Monday, 4 March 2013

Subculture as Family - Web (Sally Mann)




Sally Mann - Immediate Family & Family Pictures
Mann's work mainly explores family portraits and snap shops, and develops the idea of without photographs there is no way of looking back and the past and remembering it; you just get told about it and how it happened but there is no actual proof of it. Just like the stories that your family tell about the time you fell over on holiday that time.
A camera has become very important within the family and has helped to shape what we mean when saying the term 'Family'. In America, it was seen as extremely important to have a camera within your household to capture the special moments and memories for the children when they grew up.
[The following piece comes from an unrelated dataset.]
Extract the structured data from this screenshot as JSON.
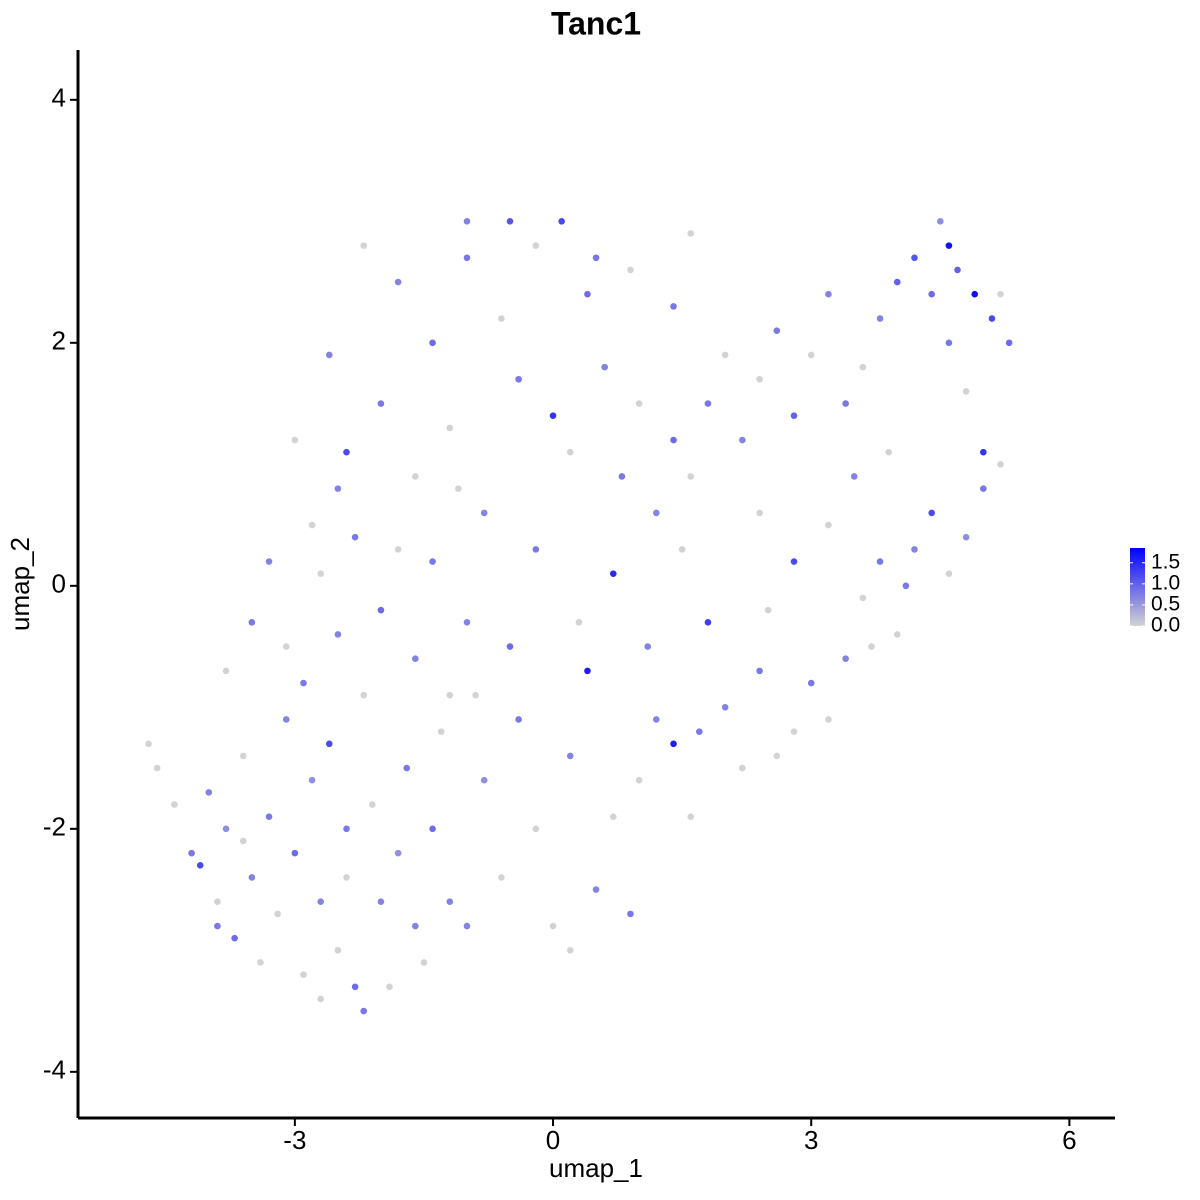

This is exactly the same as today, as nearly every person carries a camera of sorts, it is seen as a typical piece of technology to own.
However, photographing the family, especially your own is completely different than photography others and/or the public. The are many different ways to photograph families, and they tend to be a lot more open as the photographs usually mean something to them, the person who is photographing will always have a certain was of seeing the image, just like a professional. Sally Mann took this art and decided to bring it to her own idea of family.

Candy Cigarette. 1989

Sally Mann photographed her children at a young age, but the images were not your typical image that a parent would take of their children, never mind let others look at. The photographs Mann took of her children represent some of her childhood memories and not those of her children's life. Mann explains this may be because her father had 'a keen sense of the perverse' as he photographed her nude as a little girl. This could be the main reason as to why women tend to be move favoured as family photographers, as the man of the house would be seen as wrong and not right in doing so. 


"Mann's images of children, manipulated to appear sexualized and physically abused, may say more about repressed memories of her own childhood than of her present relationship with her children. Mann says her father, a man with "a keen sense of the perverse," photographed her in the nude as a young girl. Perhaps the psychologist who attends Mann's children would do better to attend to their mother's repressed childhood traumas and ask why a woman who sexualizes photographs of her children would utter the self-denying pronouncement, "I think childhood sexuality is an oxymoron."
The New York Times, The Photography of Sally Mann, (1992). The Photography of Sally Mann. Available at (http://www.nytimes.com/1992/10/25/magazine/l-the-photography-of-sally-mann-712292.html?ref=sallymann



Fig2.Mann.S. Family Pictures.


 


Fig3.Mann.S. Family Pictures.

I think that Sally Manns work tells a story of her childrens life and how events portrayed in the photographs do happen, but are never documented by regular photographers and as family snapshots. I think that Manns image have helped to shape the idea of the family subculture, as many people still focus on the good, happy memories that are shown in the family albums and seem to think that things shows in Manns images do not happen because they are not documented.